案件候補

 ピザの続きを食べながら聞くと、俺のスマホをいじっていた先輩はハッとして顔を上げる。


「そうだった。除霊関係の話、しようと思ってたんだった」


 机の横に引っ掛けていたリュックからファイルを取り出し、数枚のA4紙を並べた。どれも最近のネットニュースを印刷したものだ。パッと見で知っているニュースはなく、マイナーな記事ばかりのようだった。


「除霊は依頼が来るか、僕が気になった件があれば調べて実施する感じ。で、これは気になった件の方」


 手に取ってしっかり読んでみると、踏切に立ち入った人が轢かれたり川で溺死した人が発見されたりといった死亡事故と、教師が学校に出勤してこずそのまま消息不明になったといった行方不明系の記事だった。


「これに……霊が関係してるんですか? 不気味だけどよくあるニュースな気が」

「おっしゃる通りよくある事故死と行方不明で、日が被ってるわけでも頻発してるわけでもない。でも、ここ数カ月の間に同じ県で起きてるんだよね」


 よく見れば確かに、発生場所はすべて兵庫県だった。全国ニュースになるような大きい事件や事故でもないし、関東に住む人間はわざわざ調べなければ辿りつけないだろう。


「それでも偶然だろ、と思うよね?」

「まぁ……正直そうですね。他に何か霊の仕業だっていう確証があるんですか」

「僕の直感」


 静先輩は当然のように言った。

 この人以外が言えば、何を適当なことをと思うところだが、いかんせん静先輩が言うと頭ごなしに否定もできない。でも記事を見比べても俺には何も感じられなかった。
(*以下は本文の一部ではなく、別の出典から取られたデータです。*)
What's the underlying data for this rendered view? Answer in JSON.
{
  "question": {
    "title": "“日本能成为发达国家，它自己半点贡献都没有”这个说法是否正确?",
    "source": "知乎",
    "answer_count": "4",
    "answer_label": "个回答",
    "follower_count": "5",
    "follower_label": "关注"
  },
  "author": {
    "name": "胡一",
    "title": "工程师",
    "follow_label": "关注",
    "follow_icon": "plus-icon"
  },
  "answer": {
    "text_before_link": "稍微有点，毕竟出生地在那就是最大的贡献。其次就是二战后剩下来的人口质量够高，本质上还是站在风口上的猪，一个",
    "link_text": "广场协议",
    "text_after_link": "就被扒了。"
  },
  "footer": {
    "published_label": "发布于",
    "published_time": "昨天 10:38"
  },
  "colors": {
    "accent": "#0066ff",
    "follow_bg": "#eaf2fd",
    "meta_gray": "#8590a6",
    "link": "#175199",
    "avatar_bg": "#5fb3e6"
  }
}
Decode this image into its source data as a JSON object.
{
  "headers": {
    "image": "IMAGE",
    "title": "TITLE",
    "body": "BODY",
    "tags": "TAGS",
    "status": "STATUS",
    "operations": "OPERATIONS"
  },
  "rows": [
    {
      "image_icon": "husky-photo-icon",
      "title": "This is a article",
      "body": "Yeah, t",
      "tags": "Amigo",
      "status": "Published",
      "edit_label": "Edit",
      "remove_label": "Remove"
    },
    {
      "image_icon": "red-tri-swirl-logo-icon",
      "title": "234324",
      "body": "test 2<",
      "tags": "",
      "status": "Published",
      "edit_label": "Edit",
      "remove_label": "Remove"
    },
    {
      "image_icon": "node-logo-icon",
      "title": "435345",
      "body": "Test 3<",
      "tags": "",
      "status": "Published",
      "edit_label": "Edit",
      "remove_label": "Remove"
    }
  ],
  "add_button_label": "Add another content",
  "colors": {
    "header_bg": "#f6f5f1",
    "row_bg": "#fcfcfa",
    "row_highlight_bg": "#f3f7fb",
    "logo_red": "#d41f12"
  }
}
「まだ手がかりがなさすぎるからもっと調べないとだけど、なんかわかったらまた言うね。これは参考資料としてあげる」


 俺にコピーを手渡した先輩は、続けてスマホの画面を見せた。


「あとこの動画も観てもらいたくて」


 再生されたのは、何かの式典のような映像だった。地位のありそうなスーツ姿の中年が壇上に並んで座り、順にマイクの前に立ち挨拶をしていく。


「何か変なもの視えたりしない?」

「変なもの……。うーん、おじさんが映ってるだけで──」


 そう言いかけた時、挨拶の順番を待つ男性が目についた。緊張なのか硬い表情で、膝の上に拳を置いている。
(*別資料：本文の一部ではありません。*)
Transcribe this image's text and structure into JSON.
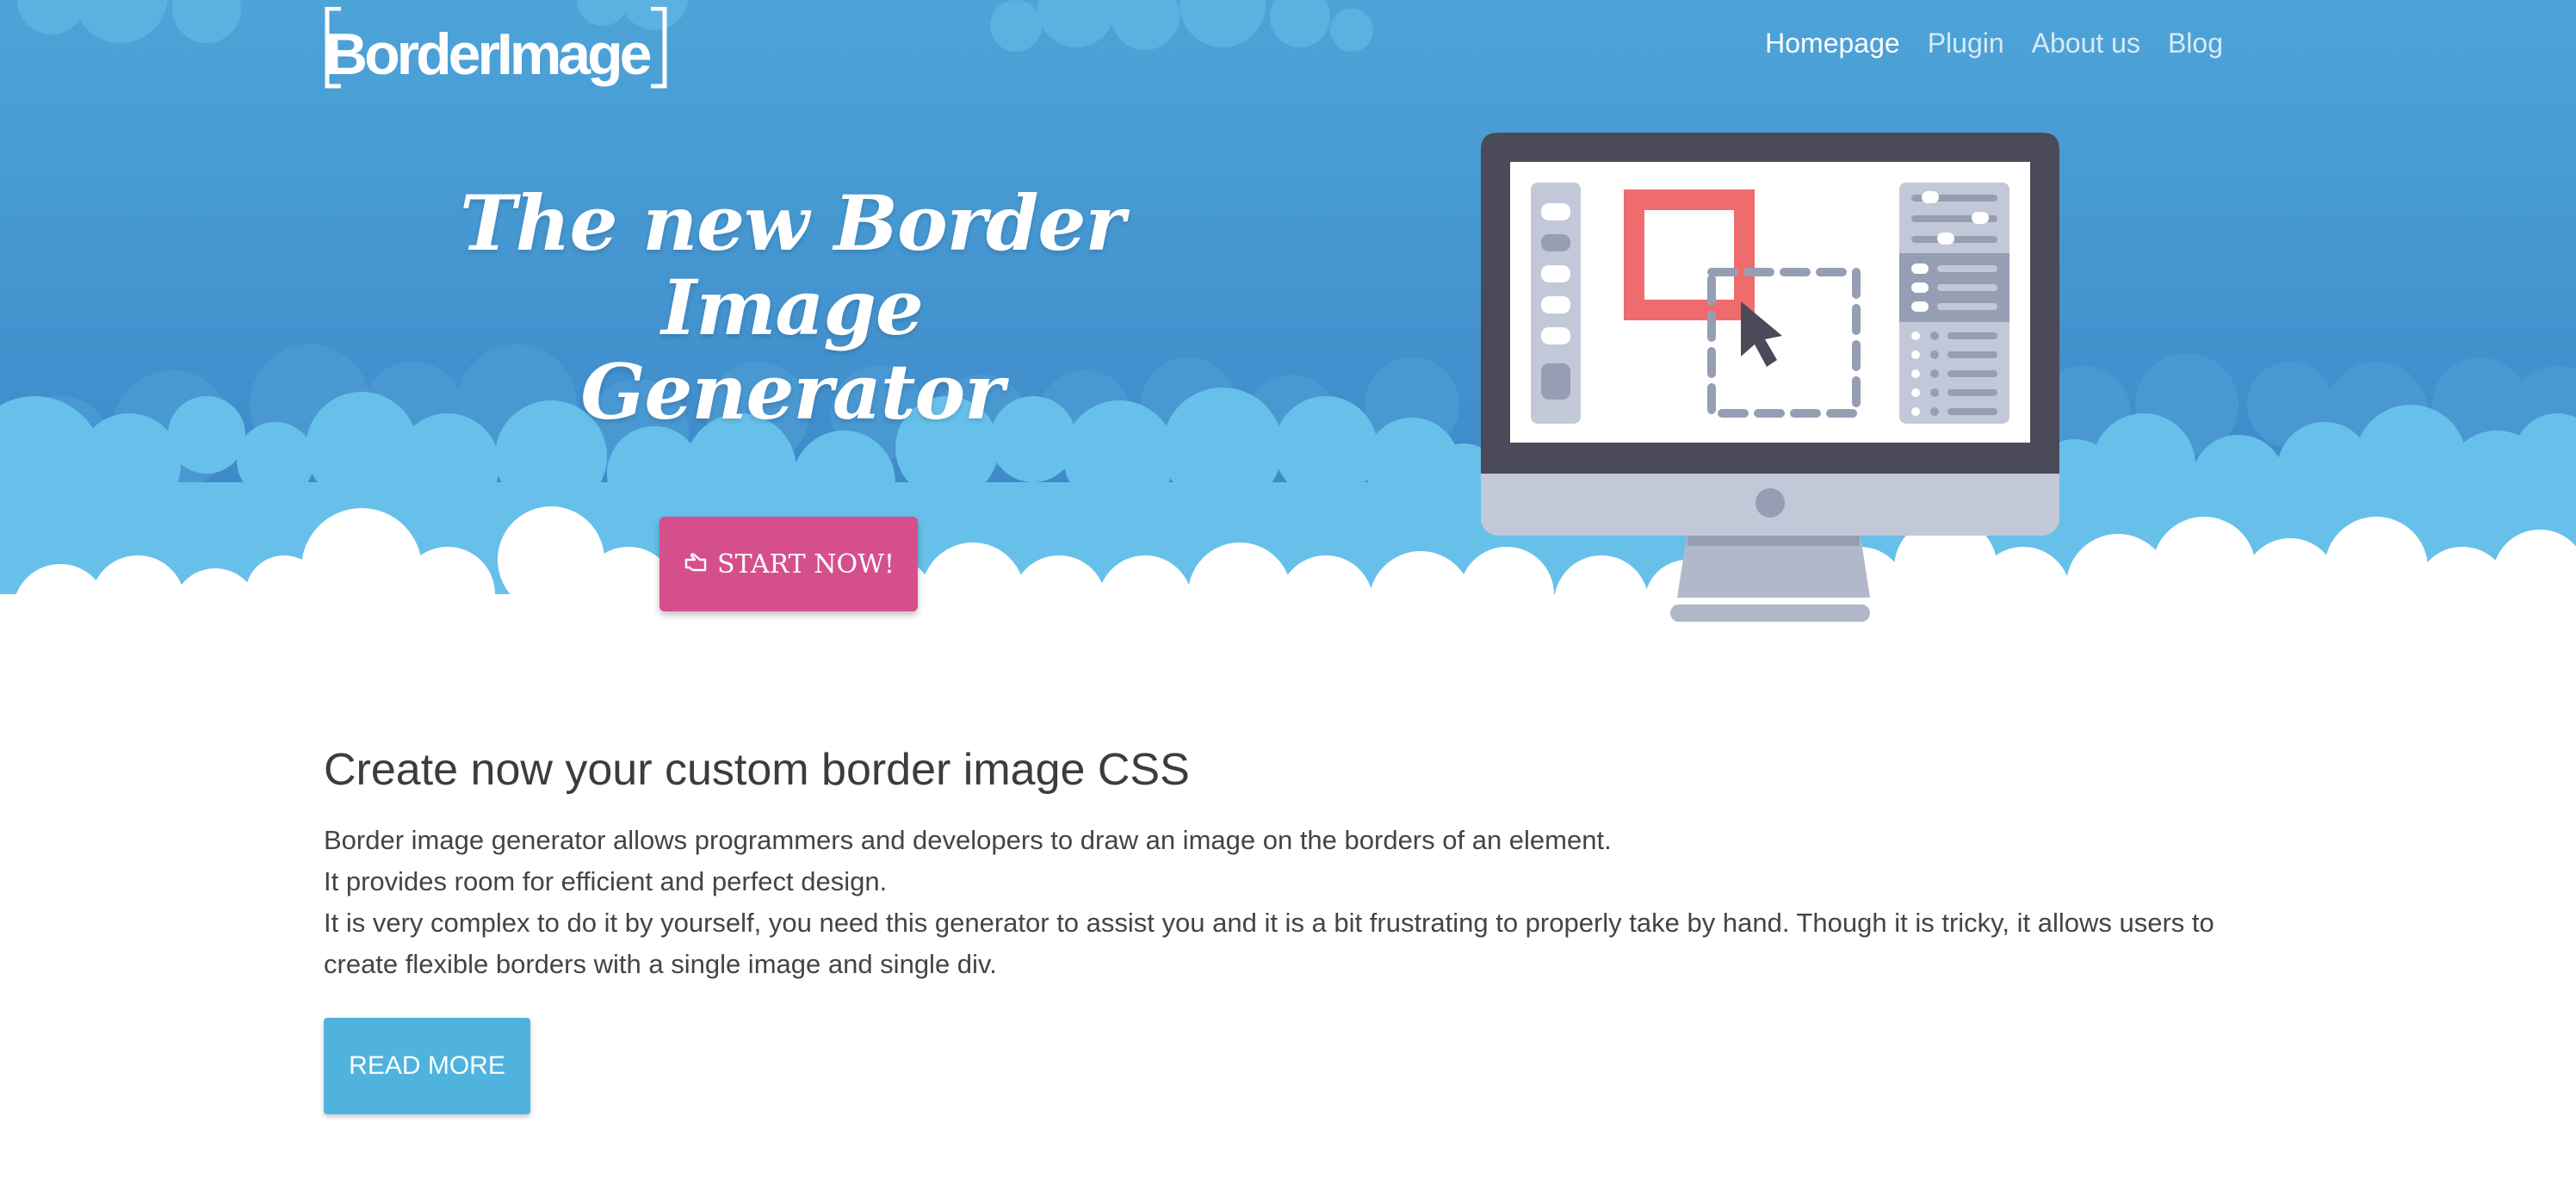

 その背中からは黒い靄が立ち上り、男性を背後から抱き締めるように圧し掛かっていた。靄は大きな口を広げていて、男性を飲み込もうとしているようにも見える。


「……この人、ここで右から2番目の男性に悪霊が憑いてます。覆い被さってて……結構ヤバそうなヤツですよ」


 自分が憑かれていたら確実に体調不良になる大物だ。それを背負うおじさんに同情を抱いて報告しつつ、霊って動画でも視えるものなんだと新たな発見をする。


「なるほど。このおじさまか」

「これもさっきの記事に関係あるものなんですか」

「いや全然関係ない」


 関係ないんかい。

 俺が心の中で突っ込む間に、先輩はなにやら検索をして「この人、常務か」などと確かめている。


「僕ひとりだったらここに映ってる人全員のお宅訪問とかしなきゃだったよ。マコトくんがいると話が早くてすごい! ホント助かる」


 にっこりと笑いかけられ、褒められると素直に嬉しくなってしまう俺は「それはよかったです」とニヤけかけた口でモゴモゴ返した。
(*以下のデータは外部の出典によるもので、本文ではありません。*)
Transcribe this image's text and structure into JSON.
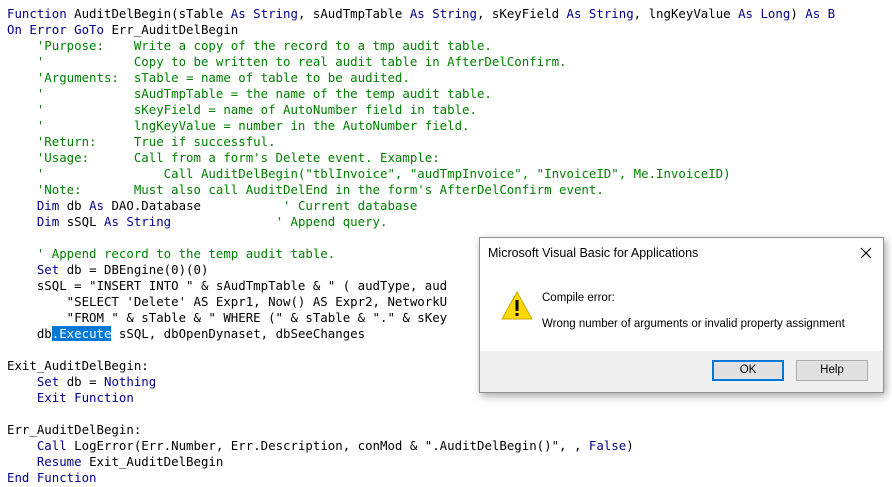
{
  "code_lines": [
    [
      {
        "t": "Function ",
        "c": "kw"
      },
      {
        "t": "AuditDelBegin(sTable "
      },
      {
        "t": "As String",
        "c": "kw"
      },
      {
        "t": ", sAudTmpTable "
      },
      {
        "t": "As String",
        "c": "kw"
      },
      {
        "t": ", sKeyField "
      },
      {
        "t": "As String",
        "c": "kw"
      },
      {
        "t": ", lngKeyValue "
      },
      {
        "t": "As Long",
        "c": "kw"
      },
      {
        "t": ") "
      },
      {
        "t": "As B",
        "c": "kw"
      }
    ],
    [
      {
        "t": "On Error GoTo ",
        "c": "kw"
      },
      {
        "t": "Err_AuditDelBegin"
      }
    ],
    [
      {
        "t": "    'Purpose:    Write a copy of the record to a tmp audit table.",
        "c": "cm"
      }
    ],
    [
      {
        "t": "    '            Copy to be written to real audit table in AfterDelConfirm.",
        "c": "cm"
      }
    ],
    [
      {
        "t": "    'Arguments:  sTable = name of table to be audited.",
        "c": "cm"
      }
    ],
    [
      {
        "t": "    '            sAudTmpTable = the name of the temp audit table.",
        "c": "cm"
      }
    ],
    [
      {
        "t": "    '            sKeyField = name of AutoNumber field in table.",
        "c": "cm"
      }
    ],
    [
      {
        "t": "    '            lngKeyValue = number in the AutoNumber field.",
        "c": "cm"
      }
    ],
    [
      {
        "t": "    'Return:     True if successful.",
        "c": "cm"
      }
    ],
    [
      {
        "t": "    'Usage:      Call from a form's Delete event. Example:",
        "c": "cm"
      }
    ],
    [
      {
        "t": "    '                Call AuditDelBegin(\"tblInvoice\", \"audTmpInvoice\", \"InvoiceID\", Me.InvoiceID)",
        "c": "cm"
      }
    ],
    [
      {
        "t": "    'Note:       Must also call AuditDelEnd in the form's AfterDelConfirm event.",
        "c": "cm"
      }
    ],
    [
      {
        "t": "    "
      },
      {
        "t": "Dim ",
        "c": "kw"
      },
      {
        "t": "db "
      },
      {
        "t": "As ",
        "c": "kw"
      },
      {
        "t": "DAO.Database           "
      },
      {
        "t": "' Current database",
        "c": "cm"
      }
    ],
    [
      {
        "t": "    "
      },
      {
        "t": "Dim ",
        "c": "kw"
      },
      {
        "t": "sSQL "
      },
      {
        "t": "As String",
        "c": "kw"
      },
      {
        "t": "              "
      },
      {
        "t": "' Append query.",
        "c": "cm"
      }
    ],
    [
      {
        "t": ""
      }
    ],
    [
      {
        "t": "    ' Append record to the temp audit table.",
        "c": "cm"
      }
    ],
    [
      {
        "t": "    "
      },
      {
        "t": "Set ",
        "c": "kw"
      },
      {
        "t": "db = DBEngine(0)(0)"
      }
    ],
    [
      {
        "t": "    sSQL = \"INSERT INTO \" & sAudTmpTable & \" ( audType, aud"
      }
    ],
    [
      {
        "t": "        \"SELECT 'Delete' AS Expr1, Now() AS Expr2, NetworkU"
      }
    ],
    [
      {
        "t": "        \"FROM \" & sTable & \" WHERE (\" & sTable & \".\" & sKey"
      }
    ],
    [
      {
        "t": "    db"
      },
      {
        "t": ".Execute",
        "c": "sel"
      },
      {
        "t": " sSQL, dbOpenDynaset, dbSeeChanges"
      }
    ],
    [
      {
        "t": ""
      }
    ],
    [
      {
        "t": "Exit_AuditDelBegin:"
      }
    ],
    [
      {
        "t": "    "
      },
      {
        "t": "Set ",
        "c": "kw"
      },
      {
        "t": "db = "
      },
      {
        "t": "Nothing",
        "c": "kw"
      }
    ],
    [
      {
        "t": "    "
      },
      {
        "t": "Exit Function",
        "c": "kw"
      }
    ],
    [
      {
        "t": ""
      }
    ],
    [
      {
        "t": "Err_AuditDelBegin:"
      }
    ],
    [
      {
        "t": "    "
      },
      {
        "t": "Call ",
        "c": "kw"
      },
      {
        "t": "LogError(Err.Number, Err.Description, conMod & \".AuditDelBegin()\", , "
      },
      {
        "t": "False",
        "c": "kw"
      },
      {
        "t": ")"
      }
    ],
    [
      {
        "t": "    "
      },
      {
        "t": "Resume ",
        "c": "kw"
      },
      {
        "t": "Exit_AuditDelBegin"
      }
    ],
    [
      {
        "t": "End Function",
        "c": "kw"
      }
    ]
  ],
  "colors": {
    "keyword": "#00008b",
    "comment": "#008000",
    "selection": "#0078d7",
    "button_focus": "#0078d7"
  },
  "dialog": {
    "title": "Microsoft Visual Basic for Applications",
    "close_icon": "close-icon",
    "icon": "warning-icon",
    "message_heading": "Compile error:",
    "message_body": "Wrong number of arguments or invalid property assignment",
    "ok_label": "OK",
    "help_label": "Help"
  }
}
「約束通りいつでもいくらでもキスするから、したくなったら言ってね」

「そんな約束はしてませんってば! 元々の話は──」


 本来の約束は俺の除霊をしてもらうことであって、キスをすることではない。きちんと修正しようとしたが、先輩はふと窓の外を見て突然「ああー!」と叫んだ。びっくりして俺も外を見る。


「な、なんですか!?」

「雨!! 雨降ってる!」

「え。そりゃもう梅雨ですからね。予報でも降るって──」

「洗濯物干しっぱなし! 明日着るもんない!」


 椅子を倒しかけながら立ち上がった先輩は、リュックを掴んで俺に手を合わせた。


「ごめん、今日のオカ研終わりで! 残りのピザは食べちゃって!」


 早口で言って教室を走り去る。この間わずか数秒で、俺はただ目を瞬いて頷くだけだった。


(自分で洗濯物やってるの、偉いな……)


 洗い物など親に任せっぱなしである俺は、妙に感心してちょっと恥ずかしさも覚えた。

 静先輩がいなくなって一気に静まった教室で、少しくらいは家事の手伝いをしようと考えを改めながら、俺はしばらくマルゲリータを食べていた。